The sharp pullback in the share prices of oil and natural gas producers has investors who missed the big rally wondering if this is a good time to add energy stocks to their TFSA and RRSP portfolios.
Oil market
WTI oil trades near US$110 per barrel at the time of writing. That’s up more than 50% year to date, despite the dip from the March and June highs above US$120.
The recent dip in the price of oil came as a result of rising concerns that aggressive efforts by the United States and other countries to fight inflation will trigger a deep recession and cause oil demand to drop. A global economic slowdown is likely, but that doesn’t mean fuel demand is going to stop rising.
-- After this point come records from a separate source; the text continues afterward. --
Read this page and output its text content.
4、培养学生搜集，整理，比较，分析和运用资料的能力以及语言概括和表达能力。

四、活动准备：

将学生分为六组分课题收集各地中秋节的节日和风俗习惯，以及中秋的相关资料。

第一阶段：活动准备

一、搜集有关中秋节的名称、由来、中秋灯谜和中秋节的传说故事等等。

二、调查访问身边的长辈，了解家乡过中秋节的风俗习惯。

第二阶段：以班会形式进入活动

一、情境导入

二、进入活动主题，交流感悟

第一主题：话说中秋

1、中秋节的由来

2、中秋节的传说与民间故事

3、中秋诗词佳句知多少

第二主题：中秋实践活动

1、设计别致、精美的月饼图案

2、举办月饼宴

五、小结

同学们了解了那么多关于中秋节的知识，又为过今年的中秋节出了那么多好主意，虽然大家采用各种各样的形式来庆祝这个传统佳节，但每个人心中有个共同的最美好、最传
Airlines continue to add capacity to meet recovering demand for travel. This is pushing up the need for jet fuel. On the ground, corporations around the globe are bringing workers back to the office for two or three days a week. This will put millions of more vehicles on the highways, and many of these commuters will be driving a lot more than in the past after the massive exodus out of downtown cores to suburban communities over the past two years.
At the same time, countries are using more oil to produce electricity as a result of soaring liquified natural gas (LNG) prices or the lack of reliable natural gas supplies due to sanctions on Russia and other disruptions.
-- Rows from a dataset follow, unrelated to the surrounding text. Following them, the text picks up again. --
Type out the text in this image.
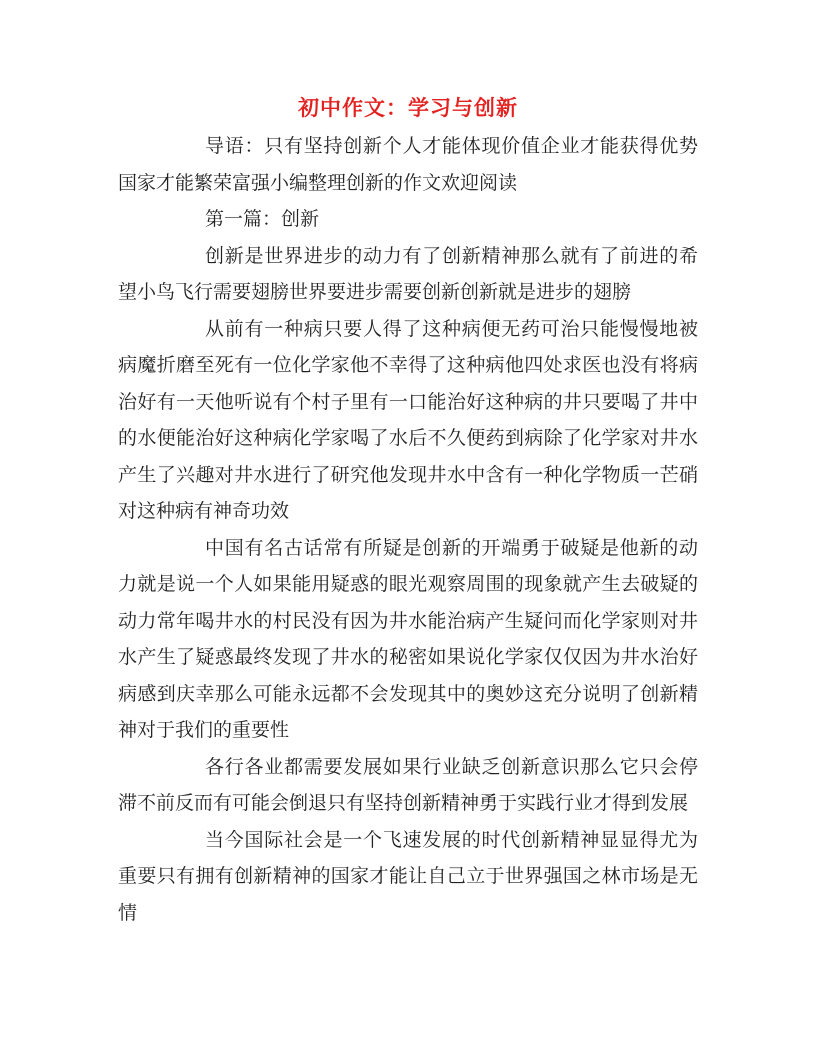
初中作文：学习与创新

导语：只有坚持创新个人才能体现价值企业才能获得优势国家才能繁荣富强小编整理创新的作文欢迎阅读

第一篇：创新

创新是世界进步的动力有了创新精神那么就有了前进的希望小鸟飞行需要翅膀世界要进步需要创新创新就是进步的翅膀

从前有一种病只要人得了这种病便无药可治只能慢慢地被病魔折磨至死有一位化学家他不幸得了这种病他四处求医也没有将病治好有一天他听说有个村子里有一口能治好这种病的井只要喝了井中的水便能治好这种病化学家喝了水后不久便药到病除了化学家对井水产生了兴趣对井水进行了研究他发现井水中含有一种化学物质一芒硝对这种病有神奇功效

中国有名古话常有所疑是创新的开端勇于破疑是他新的动力就是说一个人如果能用疑惑的眼光观察周围的现象就产生去破疑的动力常年喝井水的村民没有因为井水能治病产生疑问而化学家则对井水产生了疑惑最终发现了井水的秘密如果说化学家仅仅因为井水治好病感到庆幸那么可能永远都不会发现其中的奥妙这充分说明了创新精神对于我们的重要性

各行各业都需要发展如果行业缺乏创新意识那么它只会停滞不前反而有可能会倒退只有坚持创新精神勇于实践行业才得到发展

当今国际社会是一个飞速发展的时代创新精神显显得尤为重要只有拥有创新精神的国家才能让自己立于世界强国之林市场是无情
OPEC has limited capacity to ramp up oil output in the near term due to major cuts in investments over the past two years. Producers in Canada and the United States are only investing the capital required to maintain production, as they channel excess cash to pay down debt and return funds to shareholders through higher dividends and share buybacks. Pressures to meet ambitious net-zero targets as part of new ESG goals make it hard for Western oil companies to initiate large production expansion projects.
Sanctions against Russia will likely remain in place for at least as long as the war in Ukraine continues, and some analysts say that could be another year or more depending on how much support Ukraine continues to receive from the United States and other countries.
All said, the era of high oil prices looks set to continue for several months, if not years, and the market highs for this cycle could still be on the way.
Are energy stocks undervalued?
At US$100 per barrel, oil producers are generating significant profits. The steep drop in valuations appears overdone, and stock prices could take off again as oil resumes its upward trend and Q2 2022 earnings results bring record profits and new announcements of dividend increases and share buybacks.
Suncor Energy (TSX:SU)(NYSE:SU), for example, trades close to where it did in early 2020 when oil was just US$60 per barrel. All things being equal, the stock appears undervalued and now offers a solid 4% dividend yield.
Volatility should be expected, but the recent pullback provides oil and gas bulls with an attractive opportunity to add energy stocks to their portfolios.